Contenu
Poche
Réédition
Tout public
158 p. ; 18 x 11 cm
ISBN 978- 2-07-040675-X
Coll. "Policier", 25
Train dévie
Marcel n'a pas pris la peine d'observer les voyageurs autour de lui dans ce train qui l'emmène tout droit retrouver la grisaille jésuitique de son bahut de La Rochelle. Adolescent, la quinzaine, il se retrouve pourtant peu après nez à nez avec une vieille d'un quart de siècle bien passé d'au moins une année, dans une position inconfortable. Le train a eu un accident, et sa compagne d'infortune se découvre une pointe en acier dans le dos, projetée contre lui. Pour son sixième roman, l'écrivain Jean-Bernard Pouy offre à ses deux protagonistes une position des plus inconfortables (et qui ne manque pas de piquant) pour une intrigue relevée. Si le premier quart du roman traite des longues minutes d'attente avec une sensualité qui s'exacerbe et des petits tracas qui s'accumulent (morve et pisse), les trois suivants nous plongent dans un road book dont le romancier a le secret. Mais revenons au pourquoi du titre. Il s'explique par une tension grandissante. Marcel ne peut bouger sous peine de cruellement faire souffrir Marie-Claude. Cela étant dit, l'attente est insupportable et les deux personnages de cette histoire tantôt s'embrassent, tantôt se chamaillent. Un moment d'une vive douleur pousse Marie-Claude à mordre ce qu'elle a sous les dents : une oreille (laissant plus tard Marcel se demander si oui ou non elle l'a mangée, et si oui ou non elle s'est retrouvée dans ses fesses). Non, L'Homme à l'oreille croquée n'est pas un bête et gratuit hommage à Tintin !
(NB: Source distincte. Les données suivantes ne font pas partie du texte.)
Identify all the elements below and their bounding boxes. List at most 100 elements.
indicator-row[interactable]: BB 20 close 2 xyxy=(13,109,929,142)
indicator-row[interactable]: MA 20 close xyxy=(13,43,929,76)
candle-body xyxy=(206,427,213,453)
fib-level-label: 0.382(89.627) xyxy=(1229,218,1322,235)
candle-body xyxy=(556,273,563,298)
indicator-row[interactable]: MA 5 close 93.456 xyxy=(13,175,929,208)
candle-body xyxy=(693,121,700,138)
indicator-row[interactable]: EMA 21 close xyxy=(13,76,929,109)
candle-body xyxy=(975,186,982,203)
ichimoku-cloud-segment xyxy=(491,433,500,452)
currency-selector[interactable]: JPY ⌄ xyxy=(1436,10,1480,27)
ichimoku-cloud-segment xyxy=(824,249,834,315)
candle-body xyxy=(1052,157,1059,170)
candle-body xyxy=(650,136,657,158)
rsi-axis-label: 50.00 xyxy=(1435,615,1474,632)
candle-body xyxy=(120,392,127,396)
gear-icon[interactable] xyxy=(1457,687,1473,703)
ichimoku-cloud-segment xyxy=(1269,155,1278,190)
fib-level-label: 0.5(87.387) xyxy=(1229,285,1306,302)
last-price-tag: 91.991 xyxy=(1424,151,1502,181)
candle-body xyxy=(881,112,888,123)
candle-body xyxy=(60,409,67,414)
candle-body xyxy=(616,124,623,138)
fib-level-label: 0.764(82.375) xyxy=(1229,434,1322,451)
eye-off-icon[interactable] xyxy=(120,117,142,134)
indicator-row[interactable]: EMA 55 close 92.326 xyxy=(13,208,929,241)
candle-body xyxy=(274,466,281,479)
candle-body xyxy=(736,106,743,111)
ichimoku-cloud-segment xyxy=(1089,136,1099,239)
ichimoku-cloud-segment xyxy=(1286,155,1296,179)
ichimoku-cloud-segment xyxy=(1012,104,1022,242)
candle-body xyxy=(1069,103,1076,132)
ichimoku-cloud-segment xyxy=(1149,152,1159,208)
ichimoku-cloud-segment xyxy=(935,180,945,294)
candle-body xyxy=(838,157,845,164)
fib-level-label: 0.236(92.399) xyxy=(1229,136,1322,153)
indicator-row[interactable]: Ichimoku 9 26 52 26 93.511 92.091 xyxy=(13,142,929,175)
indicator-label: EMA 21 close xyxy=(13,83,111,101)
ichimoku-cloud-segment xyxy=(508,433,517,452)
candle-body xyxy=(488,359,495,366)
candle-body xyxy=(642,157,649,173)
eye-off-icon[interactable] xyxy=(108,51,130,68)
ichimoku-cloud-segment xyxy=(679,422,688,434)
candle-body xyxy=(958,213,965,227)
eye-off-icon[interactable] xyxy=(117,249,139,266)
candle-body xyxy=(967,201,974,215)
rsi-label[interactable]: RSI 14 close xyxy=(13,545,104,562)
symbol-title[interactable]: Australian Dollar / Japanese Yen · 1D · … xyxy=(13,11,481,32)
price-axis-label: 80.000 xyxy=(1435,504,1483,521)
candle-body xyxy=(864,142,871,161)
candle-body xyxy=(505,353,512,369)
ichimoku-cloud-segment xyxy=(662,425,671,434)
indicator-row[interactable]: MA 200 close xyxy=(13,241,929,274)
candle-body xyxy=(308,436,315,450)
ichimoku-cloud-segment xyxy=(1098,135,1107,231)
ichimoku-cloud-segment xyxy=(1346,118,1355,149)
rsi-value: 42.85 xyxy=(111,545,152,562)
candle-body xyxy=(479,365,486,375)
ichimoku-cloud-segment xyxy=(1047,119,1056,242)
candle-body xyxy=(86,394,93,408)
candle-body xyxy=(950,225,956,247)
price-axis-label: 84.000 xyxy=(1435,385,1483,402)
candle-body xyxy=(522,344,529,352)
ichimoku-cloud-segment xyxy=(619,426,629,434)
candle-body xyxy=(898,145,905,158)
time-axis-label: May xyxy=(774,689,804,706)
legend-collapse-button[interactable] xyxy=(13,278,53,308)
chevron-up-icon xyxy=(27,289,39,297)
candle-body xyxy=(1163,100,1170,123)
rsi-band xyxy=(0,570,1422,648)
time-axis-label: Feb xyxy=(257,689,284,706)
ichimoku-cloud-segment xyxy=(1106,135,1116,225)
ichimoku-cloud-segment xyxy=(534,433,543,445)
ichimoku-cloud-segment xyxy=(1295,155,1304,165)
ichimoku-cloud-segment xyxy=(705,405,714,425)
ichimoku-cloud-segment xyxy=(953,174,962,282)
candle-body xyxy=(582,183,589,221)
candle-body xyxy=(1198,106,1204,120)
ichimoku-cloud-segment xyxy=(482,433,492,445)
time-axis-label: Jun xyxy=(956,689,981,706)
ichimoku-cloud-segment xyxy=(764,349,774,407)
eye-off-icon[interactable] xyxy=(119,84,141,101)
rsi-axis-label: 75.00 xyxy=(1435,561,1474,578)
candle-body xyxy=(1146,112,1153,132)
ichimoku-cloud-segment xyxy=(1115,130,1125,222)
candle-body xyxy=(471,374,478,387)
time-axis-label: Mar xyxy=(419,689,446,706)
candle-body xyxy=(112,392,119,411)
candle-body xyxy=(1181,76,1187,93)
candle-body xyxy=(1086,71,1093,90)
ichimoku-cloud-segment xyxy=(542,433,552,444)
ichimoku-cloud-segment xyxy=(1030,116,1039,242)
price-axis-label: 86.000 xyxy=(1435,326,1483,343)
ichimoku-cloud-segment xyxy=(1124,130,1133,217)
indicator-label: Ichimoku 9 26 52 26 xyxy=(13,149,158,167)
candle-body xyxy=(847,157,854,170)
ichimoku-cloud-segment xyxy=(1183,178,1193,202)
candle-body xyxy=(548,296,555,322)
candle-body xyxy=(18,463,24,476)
L'écrivain joue avec le hasard, et dans cette histoire, le hasard a beaucoup à dire. En effet, Marie-Claude ne s'appelle pas réellement Marie-Claude. De son vrai nom Arlette Classeau, c'est une prostituée qui a dénoncé son proxénète. À partir de là, il va y avoir une double poursuite. Celle de gangsters qui courent derrière Marcel qui coure lui-même derrière Marie-Claude. Pourquoi ? Parce que le garçon est un romantique, et qu'il est tombé sous le charme à tout le moins de ses lèvres et de sa langue, et puis aussi parce qu'une mystérieuse Mercedes noire avec un mafieux et son loubard d'acolyte joue la menace. Seulement, dans le registre chevalier qui va au secours de sa dulcinée, il y a quelques omissions et transformations, et beaucoup de faux-pas. Marcel n'a que quinze ans, et Jean-Bernard Pouy lui offre une personnalité à la hauteur de son âge. L'écriture est parfois enfantine, et rehaussée de culture. L'intrigue est à son comble lorsque les deux protagonistes de l'accident ferroviaire se retrouvent. C'est le moment idéal pour faire réapparaitre quelques méchants particulièrement sadiques qui vont eux aussi savoir ce que souffrir veut dire. Car Marcel tranche dans le vif du sujet avec des réflexes salvateurs. Il joue de la fronde comme de la machette. Et puis il a sa tête des mauvais jours. Les silences ne sont pas uniquement dus à la bouderie. Il y a aussi un traumatisme. Un traumatisme que n'arrangera pas cette garce de Marie-Claude. Elle se révèlera ambiguë et se la jouera perso jusqu'à ce que le danger la dépasse. Le roman est rapide, original, le style est alerte, et puis il y a ces rebondissements et ce lexique jouissif. Enfin, il y a ce final caustique avec bain de minuit tarifé histoire que le gamin ne garde pas toutes ses illusions. C'est du cent pour cent Jean-Bernard Pouy, et c'est tout simplement brillant.
Citation
Mais je n'aimerais pas être devenu impuissant, j'ai lu un truc horrible sur un impuissant, en troisième dans un roman de Sartre. Horrible. Ce qui prouve que les Jésuites ne nous font pas uniquement lire les Zapos Kriffes, comme dit Éric. Peut-être parce que c'est que Marie-Claude qui m'a pissé dessus. Une nouvelle forme de Sida.